Hayvan deneyleri: Bilimsel aldatmaca!

Hayvan deneyleri, bilim insanlarını ve doktorları her geçen gün daha fazla kaygılandırıyor. Her sene ilaçların beklenmedik yan etkileri nedeniyle her 6 kişiden 1’i hastanelere başvuruyor. Ecza devleri ise öngörülemeyen etkileri olan bu ilaçları piyasaya pompalamaya devam ediyor.  2004 Amerikan Gıda ve İlaç Dairesi (FDA) raporuna göre hayvan deneylerinden geçen 10 ilaçtan 9’u insanlar için tehlikeli veya faydasızdır. Bunun en büyük sebebi, insan hastalıklarının %98’ine insan dışı hayvanlarda rastlanmamasıdır. İngiltere’de her yıl reçeteli ilaçların yan etkileri yüzünden 10,000’den fazla insan ölmektedir. Amerika’da bu rakam 100.000’in üzerindedir. 2004 yılında artrit ağrı kesicisi Vioxx, 140,000’i ölümcül olmak üzere 320,000 kalp krizi ve inmeye neden olduğu için toplatıldı. Gerçekte hayvan testleri, bu trajedileri öngörme konusunda başarısız oldu! Oysa modern DNA çipleri, insan tabanlı testler, PET ve diğer tarayıcılar kullanılarak gönüllülerin izlendiği insan dokusu ve mikro-doz araştırmaları yapılsaydı hepsi önlenebilir ya da azaltılabilirdi. Penisilin hayvanlarda denenip başarısız olduğu için yıllarca kullanılmadı, tesadüfen ölmek üzere olan bir hastada denenerek sonuçları bulunmuştu. Hayvanlarda test edildikten sonra piyasaya sürülen Talidomid isimli bir ilaç yüzündense 10 bin çocuk sakat doğdu.

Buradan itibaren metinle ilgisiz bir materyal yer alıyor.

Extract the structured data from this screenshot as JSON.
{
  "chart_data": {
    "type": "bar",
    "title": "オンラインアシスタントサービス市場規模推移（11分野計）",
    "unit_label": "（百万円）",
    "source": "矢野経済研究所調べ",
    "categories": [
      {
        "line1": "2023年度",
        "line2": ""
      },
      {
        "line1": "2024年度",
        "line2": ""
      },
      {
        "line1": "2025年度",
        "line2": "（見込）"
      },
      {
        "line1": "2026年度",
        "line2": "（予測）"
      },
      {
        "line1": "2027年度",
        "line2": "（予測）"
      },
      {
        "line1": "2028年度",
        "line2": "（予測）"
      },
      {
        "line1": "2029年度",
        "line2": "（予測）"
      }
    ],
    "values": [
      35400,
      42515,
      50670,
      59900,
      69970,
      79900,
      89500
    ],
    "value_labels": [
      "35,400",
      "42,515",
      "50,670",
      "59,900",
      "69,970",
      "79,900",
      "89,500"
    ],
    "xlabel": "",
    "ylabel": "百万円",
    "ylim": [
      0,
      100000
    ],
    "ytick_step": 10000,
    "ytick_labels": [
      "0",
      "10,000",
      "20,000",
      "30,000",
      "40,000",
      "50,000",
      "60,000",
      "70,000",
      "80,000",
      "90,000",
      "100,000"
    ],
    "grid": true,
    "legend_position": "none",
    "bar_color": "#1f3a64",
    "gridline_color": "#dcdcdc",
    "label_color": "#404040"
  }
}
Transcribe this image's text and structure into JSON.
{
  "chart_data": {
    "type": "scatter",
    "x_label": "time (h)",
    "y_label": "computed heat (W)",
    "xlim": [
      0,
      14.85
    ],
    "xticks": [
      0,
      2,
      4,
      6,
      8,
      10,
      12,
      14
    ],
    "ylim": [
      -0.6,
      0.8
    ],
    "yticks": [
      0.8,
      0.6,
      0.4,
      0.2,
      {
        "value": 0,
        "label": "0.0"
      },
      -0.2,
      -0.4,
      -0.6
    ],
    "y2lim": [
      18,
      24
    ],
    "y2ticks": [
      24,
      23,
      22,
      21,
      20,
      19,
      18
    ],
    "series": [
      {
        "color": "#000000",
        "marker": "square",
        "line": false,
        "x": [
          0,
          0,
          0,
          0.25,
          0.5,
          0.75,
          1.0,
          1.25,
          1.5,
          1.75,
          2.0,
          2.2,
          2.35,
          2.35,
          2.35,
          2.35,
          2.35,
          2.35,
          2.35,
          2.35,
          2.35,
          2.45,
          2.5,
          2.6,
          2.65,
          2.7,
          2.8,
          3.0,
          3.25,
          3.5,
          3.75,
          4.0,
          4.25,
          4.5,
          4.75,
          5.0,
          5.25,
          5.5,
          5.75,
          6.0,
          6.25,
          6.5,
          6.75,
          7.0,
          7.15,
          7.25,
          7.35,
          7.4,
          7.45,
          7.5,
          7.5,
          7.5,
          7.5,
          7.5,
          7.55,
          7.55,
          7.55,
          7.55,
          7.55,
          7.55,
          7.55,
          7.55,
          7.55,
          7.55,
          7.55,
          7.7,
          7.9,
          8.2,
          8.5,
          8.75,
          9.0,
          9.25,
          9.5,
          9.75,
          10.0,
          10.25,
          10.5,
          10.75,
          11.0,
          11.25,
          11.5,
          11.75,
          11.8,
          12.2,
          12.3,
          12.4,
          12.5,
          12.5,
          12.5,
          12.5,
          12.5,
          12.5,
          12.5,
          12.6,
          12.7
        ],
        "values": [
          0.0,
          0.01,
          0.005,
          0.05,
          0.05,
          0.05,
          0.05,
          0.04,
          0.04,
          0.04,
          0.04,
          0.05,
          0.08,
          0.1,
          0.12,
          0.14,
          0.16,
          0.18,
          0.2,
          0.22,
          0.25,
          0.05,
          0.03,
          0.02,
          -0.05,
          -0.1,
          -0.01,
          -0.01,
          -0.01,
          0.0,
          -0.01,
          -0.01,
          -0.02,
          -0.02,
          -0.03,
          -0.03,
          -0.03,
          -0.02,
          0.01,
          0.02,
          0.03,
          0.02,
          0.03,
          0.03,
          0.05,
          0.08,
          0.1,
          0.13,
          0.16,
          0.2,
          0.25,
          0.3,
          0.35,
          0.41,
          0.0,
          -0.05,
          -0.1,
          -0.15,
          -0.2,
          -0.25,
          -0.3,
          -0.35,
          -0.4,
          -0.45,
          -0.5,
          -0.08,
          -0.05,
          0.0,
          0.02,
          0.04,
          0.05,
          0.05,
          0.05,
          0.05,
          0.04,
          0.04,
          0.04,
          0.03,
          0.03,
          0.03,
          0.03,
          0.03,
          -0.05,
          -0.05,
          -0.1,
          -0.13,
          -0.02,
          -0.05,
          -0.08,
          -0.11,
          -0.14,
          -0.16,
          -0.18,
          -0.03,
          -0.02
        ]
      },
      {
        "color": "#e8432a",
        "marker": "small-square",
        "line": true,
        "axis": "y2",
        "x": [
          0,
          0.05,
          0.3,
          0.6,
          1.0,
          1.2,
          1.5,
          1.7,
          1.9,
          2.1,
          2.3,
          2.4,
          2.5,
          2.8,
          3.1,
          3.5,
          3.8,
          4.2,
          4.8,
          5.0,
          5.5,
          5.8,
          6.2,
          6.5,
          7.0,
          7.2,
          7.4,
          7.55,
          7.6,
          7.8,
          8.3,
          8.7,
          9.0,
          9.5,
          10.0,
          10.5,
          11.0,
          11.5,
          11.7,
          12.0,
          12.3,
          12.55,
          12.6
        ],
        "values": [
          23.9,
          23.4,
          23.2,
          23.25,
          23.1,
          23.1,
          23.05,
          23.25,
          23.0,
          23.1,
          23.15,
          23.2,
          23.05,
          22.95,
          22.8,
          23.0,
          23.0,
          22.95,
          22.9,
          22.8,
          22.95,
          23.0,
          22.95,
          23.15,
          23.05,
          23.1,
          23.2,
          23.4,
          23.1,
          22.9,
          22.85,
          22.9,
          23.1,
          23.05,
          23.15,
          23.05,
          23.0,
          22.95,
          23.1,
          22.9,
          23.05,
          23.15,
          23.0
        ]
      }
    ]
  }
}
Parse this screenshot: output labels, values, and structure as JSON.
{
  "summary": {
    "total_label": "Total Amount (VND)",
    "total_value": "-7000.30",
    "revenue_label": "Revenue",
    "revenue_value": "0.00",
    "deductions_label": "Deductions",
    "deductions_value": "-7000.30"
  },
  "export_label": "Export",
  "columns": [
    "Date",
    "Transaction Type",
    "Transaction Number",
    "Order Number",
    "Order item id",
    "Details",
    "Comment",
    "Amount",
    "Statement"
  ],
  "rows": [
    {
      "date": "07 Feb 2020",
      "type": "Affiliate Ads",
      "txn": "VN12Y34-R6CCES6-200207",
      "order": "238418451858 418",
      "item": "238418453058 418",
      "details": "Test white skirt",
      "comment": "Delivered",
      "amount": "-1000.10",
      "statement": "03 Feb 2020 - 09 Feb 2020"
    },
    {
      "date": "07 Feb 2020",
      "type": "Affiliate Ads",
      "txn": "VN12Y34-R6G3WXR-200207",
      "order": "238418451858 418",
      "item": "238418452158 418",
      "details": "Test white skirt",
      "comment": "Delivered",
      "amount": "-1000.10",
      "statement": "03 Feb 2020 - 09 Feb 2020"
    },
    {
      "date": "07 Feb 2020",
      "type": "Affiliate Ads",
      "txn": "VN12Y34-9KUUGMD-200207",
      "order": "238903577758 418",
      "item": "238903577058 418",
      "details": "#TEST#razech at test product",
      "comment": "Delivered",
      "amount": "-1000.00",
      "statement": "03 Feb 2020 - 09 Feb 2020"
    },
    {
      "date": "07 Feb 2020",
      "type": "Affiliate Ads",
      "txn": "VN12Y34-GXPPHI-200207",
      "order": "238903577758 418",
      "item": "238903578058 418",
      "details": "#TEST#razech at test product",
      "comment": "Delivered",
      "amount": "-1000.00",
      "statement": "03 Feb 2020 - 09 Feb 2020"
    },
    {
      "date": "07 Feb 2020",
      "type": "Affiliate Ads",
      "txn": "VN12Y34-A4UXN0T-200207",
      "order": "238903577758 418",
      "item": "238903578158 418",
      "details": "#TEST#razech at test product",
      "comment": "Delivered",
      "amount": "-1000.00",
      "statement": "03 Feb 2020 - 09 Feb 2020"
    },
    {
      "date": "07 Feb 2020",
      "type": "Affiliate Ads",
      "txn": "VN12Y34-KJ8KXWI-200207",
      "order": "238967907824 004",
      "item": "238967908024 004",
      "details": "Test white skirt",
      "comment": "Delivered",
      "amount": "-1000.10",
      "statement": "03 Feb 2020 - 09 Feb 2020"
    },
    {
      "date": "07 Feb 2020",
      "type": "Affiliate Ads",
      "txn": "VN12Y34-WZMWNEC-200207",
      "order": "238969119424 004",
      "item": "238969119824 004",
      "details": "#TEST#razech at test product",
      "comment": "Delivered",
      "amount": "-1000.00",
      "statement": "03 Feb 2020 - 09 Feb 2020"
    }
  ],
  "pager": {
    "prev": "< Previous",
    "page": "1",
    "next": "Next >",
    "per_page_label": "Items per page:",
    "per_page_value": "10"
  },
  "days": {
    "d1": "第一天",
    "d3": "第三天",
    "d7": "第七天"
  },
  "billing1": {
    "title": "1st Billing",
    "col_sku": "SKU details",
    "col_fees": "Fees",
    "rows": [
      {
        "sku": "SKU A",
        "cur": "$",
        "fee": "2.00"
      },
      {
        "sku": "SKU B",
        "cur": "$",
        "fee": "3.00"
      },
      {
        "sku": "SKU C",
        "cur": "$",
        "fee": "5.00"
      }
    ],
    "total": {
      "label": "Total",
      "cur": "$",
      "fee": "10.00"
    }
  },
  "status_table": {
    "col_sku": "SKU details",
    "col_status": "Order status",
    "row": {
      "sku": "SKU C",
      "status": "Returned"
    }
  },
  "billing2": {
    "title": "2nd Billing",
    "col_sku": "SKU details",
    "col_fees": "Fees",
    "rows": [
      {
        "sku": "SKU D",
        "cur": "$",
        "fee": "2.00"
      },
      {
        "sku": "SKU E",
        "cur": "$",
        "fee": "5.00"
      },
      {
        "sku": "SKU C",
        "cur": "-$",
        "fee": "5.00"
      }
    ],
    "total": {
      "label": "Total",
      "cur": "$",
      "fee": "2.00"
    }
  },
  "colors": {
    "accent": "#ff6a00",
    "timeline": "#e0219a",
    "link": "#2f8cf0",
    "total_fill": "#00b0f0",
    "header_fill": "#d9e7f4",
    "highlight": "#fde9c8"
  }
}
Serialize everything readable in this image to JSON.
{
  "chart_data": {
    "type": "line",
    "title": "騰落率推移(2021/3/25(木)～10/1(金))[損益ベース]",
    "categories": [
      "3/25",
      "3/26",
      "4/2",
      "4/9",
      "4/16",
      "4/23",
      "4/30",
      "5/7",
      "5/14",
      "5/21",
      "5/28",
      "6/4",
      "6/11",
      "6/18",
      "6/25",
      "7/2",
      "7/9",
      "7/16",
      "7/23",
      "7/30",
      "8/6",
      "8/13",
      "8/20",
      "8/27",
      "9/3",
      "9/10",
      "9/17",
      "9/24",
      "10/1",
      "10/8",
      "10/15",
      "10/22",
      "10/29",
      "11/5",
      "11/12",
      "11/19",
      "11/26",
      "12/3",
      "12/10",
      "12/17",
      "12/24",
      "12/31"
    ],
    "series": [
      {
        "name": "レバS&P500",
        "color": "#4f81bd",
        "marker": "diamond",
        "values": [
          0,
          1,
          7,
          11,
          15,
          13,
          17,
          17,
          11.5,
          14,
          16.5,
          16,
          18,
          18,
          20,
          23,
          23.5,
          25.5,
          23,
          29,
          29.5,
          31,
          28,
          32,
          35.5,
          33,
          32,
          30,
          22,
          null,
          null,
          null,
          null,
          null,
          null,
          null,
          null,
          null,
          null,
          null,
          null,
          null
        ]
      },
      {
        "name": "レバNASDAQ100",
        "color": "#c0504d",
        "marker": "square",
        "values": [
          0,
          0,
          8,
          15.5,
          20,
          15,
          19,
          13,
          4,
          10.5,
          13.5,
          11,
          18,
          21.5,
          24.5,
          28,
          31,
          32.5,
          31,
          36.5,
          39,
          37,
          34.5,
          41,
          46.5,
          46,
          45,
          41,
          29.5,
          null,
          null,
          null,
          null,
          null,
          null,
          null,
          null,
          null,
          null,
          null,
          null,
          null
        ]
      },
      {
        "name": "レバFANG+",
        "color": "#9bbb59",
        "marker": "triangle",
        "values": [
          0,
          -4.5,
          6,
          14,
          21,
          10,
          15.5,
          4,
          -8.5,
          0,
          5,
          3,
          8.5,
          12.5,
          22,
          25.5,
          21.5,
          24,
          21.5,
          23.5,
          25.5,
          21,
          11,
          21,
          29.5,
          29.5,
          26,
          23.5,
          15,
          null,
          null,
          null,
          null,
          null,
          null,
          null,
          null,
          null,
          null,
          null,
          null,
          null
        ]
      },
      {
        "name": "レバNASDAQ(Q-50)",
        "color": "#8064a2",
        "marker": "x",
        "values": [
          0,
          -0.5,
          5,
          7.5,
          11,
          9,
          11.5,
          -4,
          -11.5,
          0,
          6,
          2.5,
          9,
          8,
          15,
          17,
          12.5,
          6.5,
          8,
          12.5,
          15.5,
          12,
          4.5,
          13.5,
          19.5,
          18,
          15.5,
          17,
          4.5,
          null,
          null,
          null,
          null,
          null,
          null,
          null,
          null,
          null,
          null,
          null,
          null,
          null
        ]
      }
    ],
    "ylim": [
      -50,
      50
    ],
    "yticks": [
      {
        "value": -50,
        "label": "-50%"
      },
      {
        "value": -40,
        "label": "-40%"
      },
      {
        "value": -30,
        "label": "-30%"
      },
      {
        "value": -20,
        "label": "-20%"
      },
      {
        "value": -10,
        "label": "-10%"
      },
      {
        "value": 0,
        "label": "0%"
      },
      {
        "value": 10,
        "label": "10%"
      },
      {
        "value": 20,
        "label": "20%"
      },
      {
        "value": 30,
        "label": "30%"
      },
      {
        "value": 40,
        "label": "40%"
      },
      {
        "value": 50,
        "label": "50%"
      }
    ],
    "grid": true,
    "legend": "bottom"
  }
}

İngiliz Pharmagene firması (şimdiki adıyla Asterand) diyor ki:

‘İnsan genetiği üzerine yeni veriler elde edilmesi, ilaç araştırmalarını hayvanlar üzerinde yapmayı geçersiz kılıyor. Eğer insan genetiği üzerine bilginiz varsa, hayvanlara dönmenin ne anlamı var?’ felsefesinden hareketle sadece insan dokusu kullanır.


Not: 

Hayvan deneylerine karşı mücadele vermek deney yapmayan ürünleri kullanmak ve hand-made/el yapımı ürünler kullanmak olabilir ancak en etkili yol, deney yapan katil şirketleri, devletleri, sektörleri deşifre etmek ve bu sayede deneye son verilmesini sağlamaktır.